What is it like to go for a year without cable TV?

TV Remote

Kevin Sintumuang stopped subscribing to cable TV a year ago, and he looks back on his decision.

Don’t misunderstand me. I’m glad we went our separate ways. You still act like such a jerk. When are you going to learn that it’s wrong to force people to buy hundreds of channels they don’t watch when they really only want a dozen or so? I know, I know — that’s just how the business works; it’s how you’ve made money for decades. But have you ever thought about how that makes the people you’re supposed to care about, i.e., your subscribers, feel? Sometimes I think you’re missing a sensitivity chip. You should watch more Oprah and fewer house-flipping programs.

Internet TV? It respects me. It’s progressive. It lets me choose what I want to watch, when I want to watch, whether a show I buy through my Apple TV or some foreign movie I stream on Hulu Plus that makes me feel like an artsy college student again. I can even watch live sports on Aereo (see sidebar). It’ll never force me to subscribe to a channel with a show about pawnshop owners making customized bikes for ghost-hunting housewives.

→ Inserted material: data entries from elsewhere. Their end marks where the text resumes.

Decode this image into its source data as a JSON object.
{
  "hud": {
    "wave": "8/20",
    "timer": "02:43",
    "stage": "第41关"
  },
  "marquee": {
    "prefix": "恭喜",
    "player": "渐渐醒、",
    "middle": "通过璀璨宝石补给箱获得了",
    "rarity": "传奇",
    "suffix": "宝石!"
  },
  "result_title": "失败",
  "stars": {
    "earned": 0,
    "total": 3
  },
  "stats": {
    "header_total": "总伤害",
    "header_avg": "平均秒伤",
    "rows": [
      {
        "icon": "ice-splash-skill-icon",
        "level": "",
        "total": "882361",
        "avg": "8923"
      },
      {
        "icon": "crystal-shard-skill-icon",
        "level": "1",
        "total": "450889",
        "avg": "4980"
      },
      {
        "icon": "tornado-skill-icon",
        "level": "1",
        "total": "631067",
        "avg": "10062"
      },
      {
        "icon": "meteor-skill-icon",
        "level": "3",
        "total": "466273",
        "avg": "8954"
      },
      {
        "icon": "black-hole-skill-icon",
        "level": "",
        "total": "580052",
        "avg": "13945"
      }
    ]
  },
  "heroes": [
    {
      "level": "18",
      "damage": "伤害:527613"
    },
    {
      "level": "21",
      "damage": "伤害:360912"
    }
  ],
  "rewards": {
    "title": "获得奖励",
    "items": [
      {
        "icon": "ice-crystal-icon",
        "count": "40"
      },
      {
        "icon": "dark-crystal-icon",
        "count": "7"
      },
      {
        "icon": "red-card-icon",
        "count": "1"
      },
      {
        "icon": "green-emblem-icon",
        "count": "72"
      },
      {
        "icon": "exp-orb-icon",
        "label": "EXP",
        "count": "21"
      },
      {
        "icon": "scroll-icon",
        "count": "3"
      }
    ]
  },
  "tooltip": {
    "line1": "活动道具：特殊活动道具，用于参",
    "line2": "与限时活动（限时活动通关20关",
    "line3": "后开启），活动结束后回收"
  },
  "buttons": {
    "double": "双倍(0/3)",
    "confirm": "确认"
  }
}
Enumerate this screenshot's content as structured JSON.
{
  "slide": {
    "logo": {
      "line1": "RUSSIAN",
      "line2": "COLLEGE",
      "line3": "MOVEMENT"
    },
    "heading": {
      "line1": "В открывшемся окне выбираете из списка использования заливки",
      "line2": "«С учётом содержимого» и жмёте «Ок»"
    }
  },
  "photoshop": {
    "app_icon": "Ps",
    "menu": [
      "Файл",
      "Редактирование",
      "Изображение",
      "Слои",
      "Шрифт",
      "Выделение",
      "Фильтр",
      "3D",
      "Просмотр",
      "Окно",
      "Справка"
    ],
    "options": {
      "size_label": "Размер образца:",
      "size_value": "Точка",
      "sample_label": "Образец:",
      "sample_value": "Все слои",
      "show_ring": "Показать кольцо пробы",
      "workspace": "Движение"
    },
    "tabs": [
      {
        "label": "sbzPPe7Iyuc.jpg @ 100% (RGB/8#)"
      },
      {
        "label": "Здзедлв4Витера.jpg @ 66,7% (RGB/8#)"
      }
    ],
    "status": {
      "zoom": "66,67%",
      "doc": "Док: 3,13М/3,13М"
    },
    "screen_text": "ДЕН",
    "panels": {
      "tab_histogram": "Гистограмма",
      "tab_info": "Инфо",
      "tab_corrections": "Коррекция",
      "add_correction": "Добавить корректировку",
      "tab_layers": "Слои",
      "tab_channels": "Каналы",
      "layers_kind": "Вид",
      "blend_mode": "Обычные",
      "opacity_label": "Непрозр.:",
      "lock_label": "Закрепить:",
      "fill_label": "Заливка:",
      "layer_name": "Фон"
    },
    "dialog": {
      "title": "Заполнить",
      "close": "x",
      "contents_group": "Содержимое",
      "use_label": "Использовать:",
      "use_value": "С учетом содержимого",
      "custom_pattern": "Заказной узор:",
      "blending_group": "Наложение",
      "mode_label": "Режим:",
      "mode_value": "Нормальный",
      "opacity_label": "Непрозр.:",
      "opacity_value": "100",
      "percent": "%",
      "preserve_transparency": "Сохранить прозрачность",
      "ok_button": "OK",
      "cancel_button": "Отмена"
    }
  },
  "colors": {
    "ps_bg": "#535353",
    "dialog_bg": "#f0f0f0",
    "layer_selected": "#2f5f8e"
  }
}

Aside from a brief stint earlier this year so that we could watch the Olympics, we’ve gone without cable TV for several years, and we’ve hardly missed it. Between Netflix and Hulu, we’ve found plenty of content to watch, and we’ve saved hundreds of dollars. Unless you’re an avid sports fan, or you really want HBO et al., I’m convinced that there’s little to no reason to be a cable TV subscriber these days.